492 and #462 should not make the situation worse, but add separate task lists for Newtonian radiation and chemistry networks. @c-white also mentioned upcoming minor improvements to the time integrator task list?

But in the spirit of give-and-take in the Athena++ <-----> Parthenon pipeline, we should adopt (steal) several task list improvements from Parthenon, see: https://github.com/parthenon-hpc-lab/parthenon/blob/develop/src/tasks/task_list.hpp

c-white commented 1 year ago

That somewhat helpful strategy I employed in the GR radiation branch was to reduce the depth of nested conditionals. Even more of this can be done.

It also helps to make auxiliary variables for flags to be accumulated in different conditionals. For example, PROLONG needs dependencies on SEND_SCLR and RECV_SCLRSH whenever NSCALARS > 0, so this should be done once, accumulating into prolong_req, rather than under every combination of other physics that affects the PROLONG dependencies. Much of what seems to be combinatorial complexity in nested conditionals actually separates like this into sequential conditionals with linear complexity in the number of physics modules.

pgrete commented 1 year ago

FWIW printing out a graph should be straightforward if an API similar to the one in Parthenon is used (as all information could be printed in a way understood by some graph generating lib).

tomidakn commented 1 year ago

With or without TaskList, I think any code with many physical processes more or less suffers from the same problem.

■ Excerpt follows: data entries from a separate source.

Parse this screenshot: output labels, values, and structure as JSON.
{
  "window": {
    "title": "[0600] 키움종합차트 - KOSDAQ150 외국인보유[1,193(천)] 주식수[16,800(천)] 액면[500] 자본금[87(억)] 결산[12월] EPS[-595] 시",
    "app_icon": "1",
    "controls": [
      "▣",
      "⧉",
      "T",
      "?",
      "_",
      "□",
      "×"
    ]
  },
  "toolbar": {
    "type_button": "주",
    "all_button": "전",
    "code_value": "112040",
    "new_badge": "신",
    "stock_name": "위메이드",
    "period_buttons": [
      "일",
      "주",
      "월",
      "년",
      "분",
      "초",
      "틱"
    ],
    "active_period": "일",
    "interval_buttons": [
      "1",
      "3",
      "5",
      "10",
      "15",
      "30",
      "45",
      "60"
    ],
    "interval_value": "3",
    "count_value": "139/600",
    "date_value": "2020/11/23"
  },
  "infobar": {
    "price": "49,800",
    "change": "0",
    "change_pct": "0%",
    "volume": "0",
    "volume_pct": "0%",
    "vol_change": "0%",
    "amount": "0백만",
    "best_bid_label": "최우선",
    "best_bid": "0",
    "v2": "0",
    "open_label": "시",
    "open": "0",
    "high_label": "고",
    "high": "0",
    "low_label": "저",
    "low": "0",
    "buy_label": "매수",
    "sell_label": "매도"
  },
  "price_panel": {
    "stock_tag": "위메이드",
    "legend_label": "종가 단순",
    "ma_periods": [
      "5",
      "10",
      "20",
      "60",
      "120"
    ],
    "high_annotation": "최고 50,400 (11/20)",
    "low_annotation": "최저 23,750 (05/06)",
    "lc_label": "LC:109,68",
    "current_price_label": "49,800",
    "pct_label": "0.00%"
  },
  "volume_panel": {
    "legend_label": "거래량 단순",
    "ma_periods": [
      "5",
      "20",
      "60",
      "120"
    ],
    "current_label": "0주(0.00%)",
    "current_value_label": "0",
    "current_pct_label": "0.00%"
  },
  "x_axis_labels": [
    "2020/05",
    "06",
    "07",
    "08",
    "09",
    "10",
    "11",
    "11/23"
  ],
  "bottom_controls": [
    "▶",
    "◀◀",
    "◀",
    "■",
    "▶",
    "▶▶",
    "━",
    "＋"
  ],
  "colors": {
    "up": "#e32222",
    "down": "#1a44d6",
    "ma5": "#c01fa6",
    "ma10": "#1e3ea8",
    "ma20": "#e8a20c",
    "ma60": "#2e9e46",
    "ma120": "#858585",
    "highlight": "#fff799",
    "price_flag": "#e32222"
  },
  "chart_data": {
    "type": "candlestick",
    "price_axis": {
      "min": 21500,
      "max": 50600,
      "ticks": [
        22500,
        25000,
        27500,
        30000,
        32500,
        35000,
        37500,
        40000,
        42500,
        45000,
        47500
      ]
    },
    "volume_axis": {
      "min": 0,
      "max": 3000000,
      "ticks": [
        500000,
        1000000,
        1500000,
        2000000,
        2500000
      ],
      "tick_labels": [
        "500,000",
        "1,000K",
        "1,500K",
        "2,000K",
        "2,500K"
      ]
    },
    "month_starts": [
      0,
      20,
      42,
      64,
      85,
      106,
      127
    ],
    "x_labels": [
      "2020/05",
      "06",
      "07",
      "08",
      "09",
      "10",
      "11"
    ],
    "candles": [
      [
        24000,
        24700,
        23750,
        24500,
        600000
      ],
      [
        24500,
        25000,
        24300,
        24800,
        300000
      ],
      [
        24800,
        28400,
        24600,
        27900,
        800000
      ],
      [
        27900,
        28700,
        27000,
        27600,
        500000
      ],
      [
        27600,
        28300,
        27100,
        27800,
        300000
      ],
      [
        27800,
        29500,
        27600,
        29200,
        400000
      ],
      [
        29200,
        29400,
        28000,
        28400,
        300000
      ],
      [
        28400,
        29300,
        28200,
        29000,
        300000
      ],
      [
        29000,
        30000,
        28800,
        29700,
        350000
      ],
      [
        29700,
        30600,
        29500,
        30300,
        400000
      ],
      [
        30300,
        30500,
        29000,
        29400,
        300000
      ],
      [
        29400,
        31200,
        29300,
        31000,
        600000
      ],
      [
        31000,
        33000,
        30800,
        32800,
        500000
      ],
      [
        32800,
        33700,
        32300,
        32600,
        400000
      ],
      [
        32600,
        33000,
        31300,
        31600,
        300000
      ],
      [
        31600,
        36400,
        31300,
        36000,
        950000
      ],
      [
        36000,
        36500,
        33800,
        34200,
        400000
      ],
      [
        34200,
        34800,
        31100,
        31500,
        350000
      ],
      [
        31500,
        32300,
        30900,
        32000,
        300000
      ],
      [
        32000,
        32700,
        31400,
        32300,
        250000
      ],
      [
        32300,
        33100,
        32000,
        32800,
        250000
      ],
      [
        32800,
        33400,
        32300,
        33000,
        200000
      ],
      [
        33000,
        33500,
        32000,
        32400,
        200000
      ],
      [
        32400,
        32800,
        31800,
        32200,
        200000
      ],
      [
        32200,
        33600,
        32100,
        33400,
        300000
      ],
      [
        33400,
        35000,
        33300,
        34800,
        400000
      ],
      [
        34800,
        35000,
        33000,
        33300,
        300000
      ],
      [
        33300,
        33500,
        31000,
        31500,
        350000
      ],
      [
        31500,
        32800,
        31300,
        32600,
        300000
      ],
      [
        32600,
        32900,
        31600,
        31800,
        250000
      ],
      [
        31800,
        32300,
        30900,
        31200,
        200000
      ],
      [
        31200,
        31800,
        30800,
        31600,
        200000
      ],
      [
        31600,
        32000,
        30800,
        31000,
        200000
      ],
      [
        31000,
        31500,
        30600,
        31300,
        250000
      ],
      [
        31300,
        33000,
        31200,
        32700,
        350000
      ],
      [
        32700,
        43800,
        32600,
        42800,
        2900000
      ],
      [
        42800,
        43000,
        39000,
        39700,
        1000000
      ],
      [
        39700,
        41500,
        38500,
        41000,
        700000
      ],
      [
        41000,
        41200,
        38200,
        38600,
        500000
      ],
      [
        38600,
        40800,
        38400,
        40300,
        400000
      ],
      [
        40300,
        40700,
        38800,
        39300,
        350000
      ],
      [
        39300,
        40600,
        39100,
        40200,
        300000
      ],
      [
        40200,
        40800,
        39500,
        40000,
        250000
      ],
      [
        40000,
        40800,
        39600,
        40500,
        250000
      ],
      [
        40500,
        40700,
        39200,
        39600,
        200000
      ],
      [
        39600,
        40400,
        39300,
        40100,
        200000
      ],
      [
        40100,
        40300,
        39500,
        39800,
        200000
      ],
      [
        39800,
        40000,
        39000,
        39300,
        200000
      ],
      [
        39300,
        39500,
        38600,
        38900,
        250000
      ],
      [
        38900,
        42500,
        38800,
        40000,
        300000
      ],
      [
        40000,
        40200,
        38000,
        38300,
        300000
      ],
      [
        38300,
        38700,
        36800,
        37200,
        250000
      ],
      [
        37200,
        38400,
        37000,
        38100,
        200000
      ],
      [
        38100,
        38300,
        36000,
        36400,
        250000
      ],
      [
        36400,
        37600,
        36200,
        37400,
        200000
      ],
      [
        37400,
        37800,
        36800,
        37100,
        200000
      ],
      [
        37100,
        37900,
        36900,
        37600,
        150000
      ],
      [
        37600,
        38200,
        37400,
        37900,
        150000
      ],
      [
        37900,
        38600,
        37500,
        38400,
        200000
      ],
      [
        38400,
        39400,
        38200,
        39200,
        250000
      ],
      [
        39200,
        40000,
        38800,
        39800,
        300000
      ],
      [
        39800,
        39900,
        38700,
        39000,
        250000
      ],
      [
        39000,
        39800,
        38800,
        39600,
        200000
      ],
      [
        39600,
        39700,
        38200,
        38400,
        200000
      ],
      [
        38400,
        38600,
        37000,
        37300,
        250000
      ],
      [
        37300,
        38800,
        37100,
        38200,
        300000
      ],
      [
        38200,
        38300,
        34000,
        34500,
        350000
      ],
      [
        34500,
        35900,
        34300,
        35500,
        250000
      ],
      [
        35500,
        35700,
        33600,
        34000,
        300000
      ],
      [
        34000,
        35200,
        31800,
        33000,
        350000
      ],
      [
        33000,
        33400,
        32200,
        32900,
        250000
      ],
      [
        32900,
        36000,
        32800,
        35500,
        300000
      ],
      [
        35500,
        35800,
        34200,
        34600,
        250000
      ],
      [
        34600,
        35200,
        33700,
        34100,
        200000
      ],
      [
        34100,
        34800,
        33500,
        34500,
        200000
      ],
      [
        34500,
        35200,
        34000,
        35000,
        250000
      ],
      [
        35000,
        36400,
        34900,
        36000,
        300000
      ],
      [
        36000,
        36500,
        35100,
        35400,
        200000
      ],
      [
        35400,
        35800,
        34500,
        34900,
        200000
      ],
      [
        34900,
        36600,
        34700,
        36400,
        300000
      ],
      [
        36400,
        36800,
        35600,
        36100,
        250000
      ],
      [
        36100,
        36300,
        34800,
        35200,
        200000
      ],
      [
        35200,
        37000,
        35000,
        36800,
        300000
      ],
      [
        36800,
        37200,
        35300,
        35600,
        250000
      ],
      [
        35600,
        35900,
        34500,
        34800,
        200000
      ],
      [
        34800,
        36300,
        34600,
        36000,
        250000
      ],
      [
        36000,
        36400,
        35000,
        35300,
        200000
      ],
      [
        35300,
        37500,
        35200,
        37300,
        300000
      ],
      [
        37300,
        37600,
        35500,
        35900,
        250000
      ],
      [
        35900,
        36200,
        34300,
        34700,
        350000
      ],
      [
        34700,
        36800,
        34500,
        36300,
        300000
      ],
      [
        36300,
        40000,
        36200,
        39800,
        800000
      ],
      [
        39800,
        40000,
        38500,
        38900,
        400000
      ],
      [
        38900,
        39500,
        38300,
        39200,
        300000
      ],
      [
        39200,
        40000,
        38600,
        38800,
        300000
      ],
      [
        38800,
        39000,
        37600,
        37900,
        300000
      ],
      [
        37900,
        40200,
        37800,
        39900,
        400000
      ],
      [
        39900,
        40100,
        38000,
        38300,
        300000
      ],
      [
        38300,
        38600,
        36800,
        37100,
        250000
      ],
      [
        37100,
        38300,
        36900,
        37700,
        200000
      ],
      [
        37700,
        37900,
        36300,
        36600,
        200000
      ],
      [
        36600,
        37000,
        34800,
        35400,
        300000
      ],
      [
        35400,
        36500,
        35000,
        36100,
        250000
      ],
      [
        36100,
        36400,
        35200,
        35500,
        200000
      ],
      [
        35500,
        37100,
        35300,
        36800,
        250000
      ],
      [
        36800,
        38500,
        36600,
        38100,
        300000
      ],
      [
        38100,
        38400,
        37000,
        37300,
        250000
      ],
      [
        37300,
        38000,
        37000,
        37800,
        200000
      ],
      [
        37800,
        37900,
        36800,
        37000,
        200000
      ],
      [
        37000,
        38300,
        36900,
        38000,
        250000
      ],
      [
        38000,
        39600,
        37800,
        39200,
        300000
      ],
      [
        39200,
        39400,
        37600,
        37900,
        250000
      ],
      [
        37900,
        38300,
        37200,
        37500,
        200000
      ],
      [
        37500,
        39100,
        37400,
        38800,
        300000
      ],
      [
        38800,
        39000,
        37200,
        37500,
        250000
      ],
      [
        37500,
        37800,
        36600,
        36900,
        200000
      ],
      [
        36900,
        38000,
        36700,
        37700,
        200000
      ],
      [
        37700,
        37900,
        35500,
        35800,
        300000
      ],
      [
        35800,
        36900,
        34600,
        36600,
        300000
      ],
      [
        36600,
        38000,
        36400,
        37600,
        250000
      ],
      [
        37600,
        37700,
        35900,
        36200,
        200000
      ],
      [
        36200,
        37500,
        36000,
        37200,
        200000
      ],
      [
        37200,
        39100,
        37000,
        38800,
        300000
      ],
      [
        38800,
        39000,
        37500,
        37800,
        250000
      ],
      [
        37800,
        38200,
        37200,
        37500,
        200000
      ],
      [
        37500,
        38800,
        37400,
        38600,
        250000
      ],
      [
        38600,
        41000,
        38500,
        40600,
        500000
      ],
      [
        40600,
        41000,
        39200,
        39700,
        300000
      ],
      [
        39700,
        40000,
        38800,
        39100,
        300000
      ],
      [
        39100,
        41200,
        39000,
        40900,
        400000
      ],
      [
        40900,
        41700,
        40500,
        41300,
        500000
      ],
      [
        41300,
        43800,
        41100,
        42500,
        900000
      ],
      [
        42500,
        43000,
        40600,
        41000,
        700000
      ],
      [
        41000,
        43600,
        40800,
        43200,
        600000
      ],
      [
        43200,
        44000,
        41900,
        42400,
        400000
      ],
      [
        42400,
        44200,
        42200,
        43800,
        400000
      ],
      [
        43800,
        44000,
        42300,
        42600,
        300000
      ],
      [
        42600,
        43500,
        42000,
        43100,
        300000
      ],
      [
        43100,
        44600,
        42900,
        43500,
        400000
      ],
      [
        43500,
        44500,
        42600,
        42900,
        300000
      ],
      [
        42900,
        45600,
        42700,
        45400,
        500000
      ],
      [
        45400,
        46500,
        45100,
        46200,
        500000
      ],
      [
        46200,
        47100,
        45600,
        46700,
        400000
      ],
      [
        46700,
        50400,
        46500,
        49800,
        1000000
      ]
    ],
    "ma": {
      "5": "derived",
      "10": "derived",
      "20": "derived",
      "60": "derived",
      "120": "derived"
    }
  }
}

I agree with @c-white that we should be able to refactor the TaskList construction.

I also agree that it is straightforward to visualize TaskList dependencies using some graph generating package. As this is useful anyway, I think this is a good point to start with.

On the other hand, TaskList is not frequently changed by users or even by developers. It matters only when adding a new physics module. So while it sounds like a big issue, the actual impact on users is probably quite limited.

The iterative task and more flexible task API are nice features to have, but I guess there is no strong demand right now.